This is perhaps one of the most important reasons on this list. The lack of depth in City’s squad is borderline appalling. The situation is made even worse when you consider the gargantuan resources that the club has access too. It’s linked to the next reason on this list: poor recruitment in years gone by. Yes, City have had to barter with UEFA’s Financial Fair Play Regulations, but it’s still no excuse for the appalling lack of quality we have behind the starting XI. In goal, we have two players that in all honesty convince nobody as viable long-term options. At right-back, we have two journeymen who are well into their 30s. On the left side of defence, we have Aleksandar Kolarov (who never plays there anymore) and Gael Clichy – I mean, need I say more? At the start of the season, we had three recognised senior centre-halves. One of them was Vincent Kompany. A criminal lack of depth. In midfield, we were a little bit unlucky with the injury of Ilkay Gundogan, but still, is anyone really raring to see Fernando get a game? The depth in the attacking midfield areas actually looked adequate at one point, but since Nolito’s disappearance from football, things have faltered a bit. The likes of Raheem Sterling and Leroy Sané have been relied upon, despite being young footballers who should’ve been learning from more experienced members of the side. The lack of options up front is where things look really depressing. On Sunday, we had Kelechi Iheanacho on the bench, our second option to Sergio Aguero. I like Kelechi, but to start the season with him as a second-choice striker, when you consider Aguero’s injury problems, is a very confusing decision. The good news is that City will address these problems in the summer, and with a bench littered with some viable options next year, we should be better equipped to compete on a few fronts.

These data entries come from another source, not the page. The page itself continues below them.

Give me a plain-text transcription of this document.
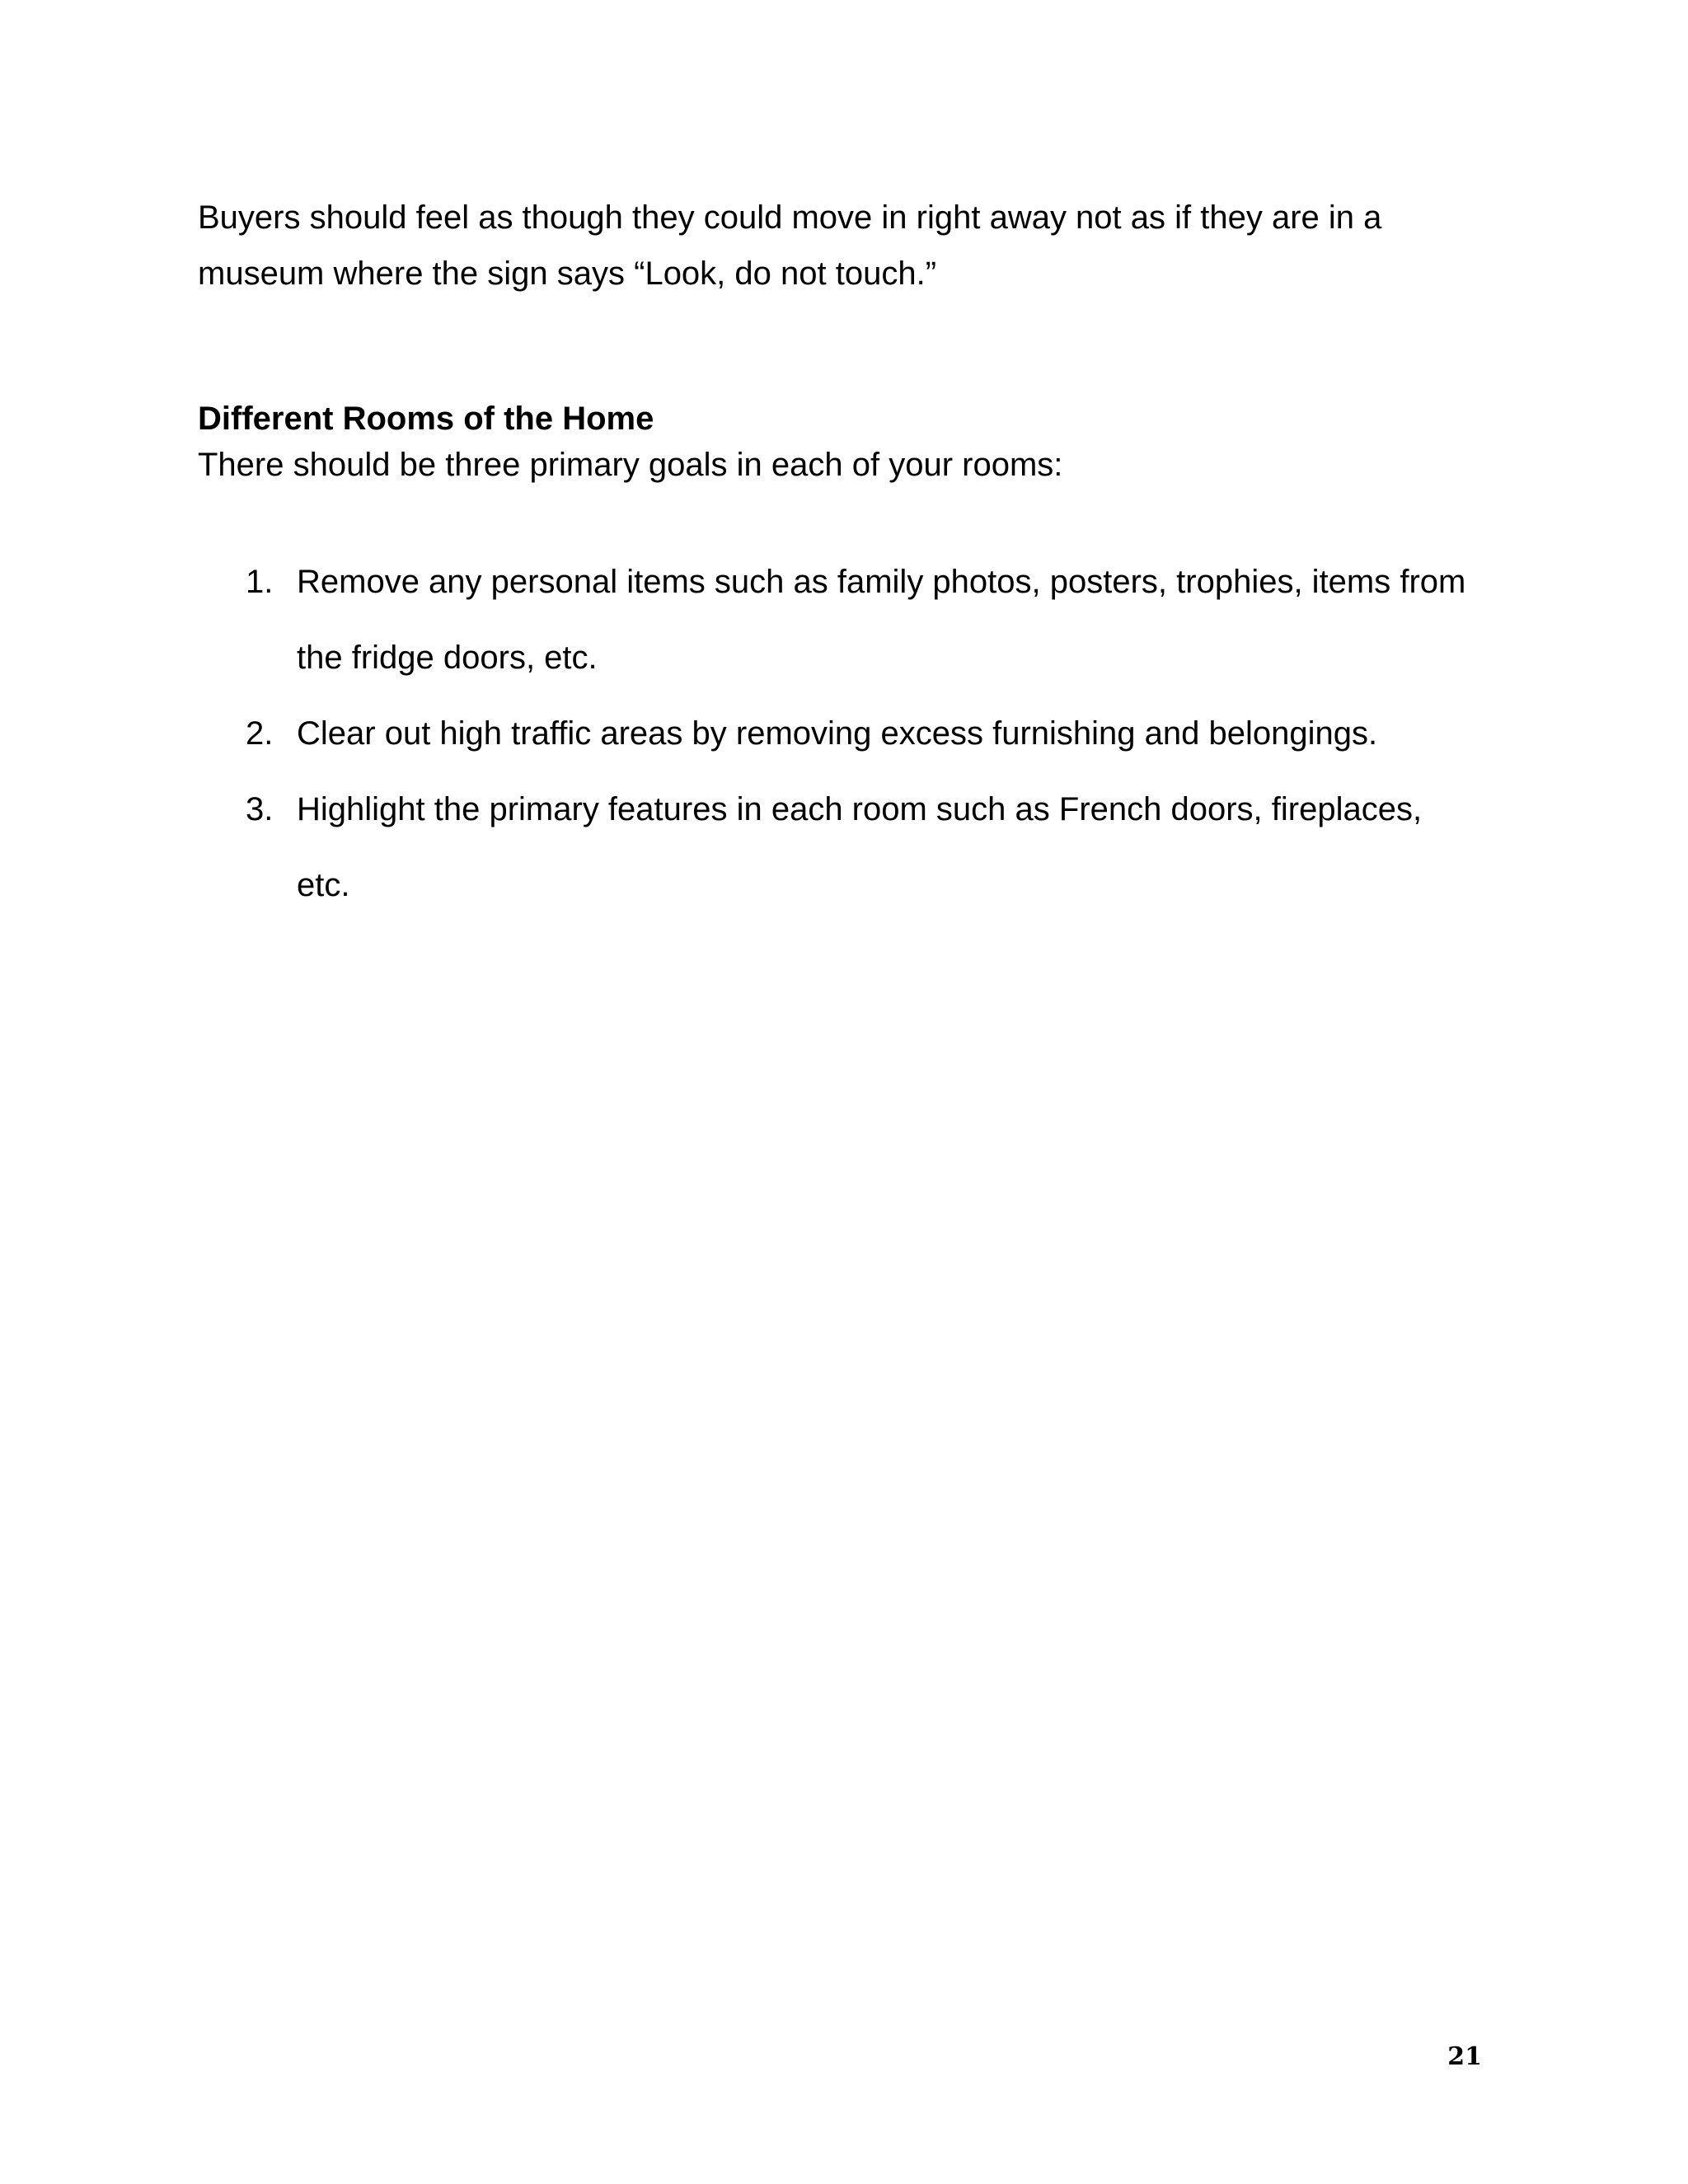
Buyers should feel as though they could move in right away not as if they are in a museum where the sign says “Look, do not touch.”

Different Rooms of the Home

There should be three primary goals in each of your rooms:

1. Remove any personal items such as family photos, posters, trophies, items from the fridge doors, etc.
2. Clear out high traffic areas by removing excess furnishing and belongings.
3. Highlight the primary features in each room such as French doors, fireplaces, etc.
21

Poor Recruitment in Years Gone By
This one is heavily linked to the problems that City are facing today. As mentioned earlier, it links heavily to reason number 4. City’s transfer policy in the years gone by has been somewhat laughable. We’ve shelled out millions for defenders, most of whom have failed spectacularly and have moved on to different clubs. At the same time, we’ve sold most of our strikers and left ourselves with two nineteen year olds as understudies to Aguero. Do you remember the days of starting Tevez and Aguero, and having Balotelli and Dzeko on the bench? It was real. Perhaps the most neglected area of the squad with regards to recruitment in recent years has been at full-back. In 2012, three of our current fullbacks played for City: Gael Clichy, Aleks Kolarov and Pablo Zabaleta. In 2017, these three make up four of our options. The other is Bacary Sagna, so hardly a young, exciting prospect to carry us through the next few years. How has anyone upstairs failed to address this gaping problem for years? Plans should’ve been put into place as early as three years ago to prepare for the eventual decline of Clichy, Kolarov and Zabaleta; instead, we regularly watch all three play… five years later. If this problem isn’t properly tended to in the summer, next season will be no different. In the centre of defence, we’ve seen many come and go since the days of Joleon Lescott and Vincent Kompany in 2012, and it’s still a problem to this day. Nicolas Otamendi convinces few, and Kompany carries his injury problems with him into every new campaign. John Stones was a rare success story when it comes to recruitment, and even he is yet to be a certified winner for City. I could go on about the recruitment failures of recent years, but I won’t bother, you get the picture. Such failures have led to more recent failures on the pitch, and have played a vital role in City’s lack of silverware this season. Surely the problems (especially defensively) will be seen to in the summer transfer window, but I’ve been saying that for three years.
Eek, I addressed the elephant in the room. City’s fans have been just as a big a part of the problems this season as anything, and it all started over a year ago. Manuel Pellegrini was on his way out, with a new era about to begin: The Guardiola Era. Despite a thoroughly disappointing campaign last year, many fans were convinced that Guardiola would bring with him the make-believe power of ‘guaranteed wins’. Honestly, those of you who thought that City would be a mesmeric force this year to be reckoned with this year, simply ignored all of the problems left behind by Manuel Pellegrini and his team. The fault lies partly within the boardroom at City too, as mentioned in section 5. Did people honestly believe that with Gael Clichy and a past-it Pablo Zabaleta playing we’d blitz everybody? Did you all forget that Vincent Kompany would probably spend half of the season in the physio’s room? Did you forget, or did you simply ignore the facts?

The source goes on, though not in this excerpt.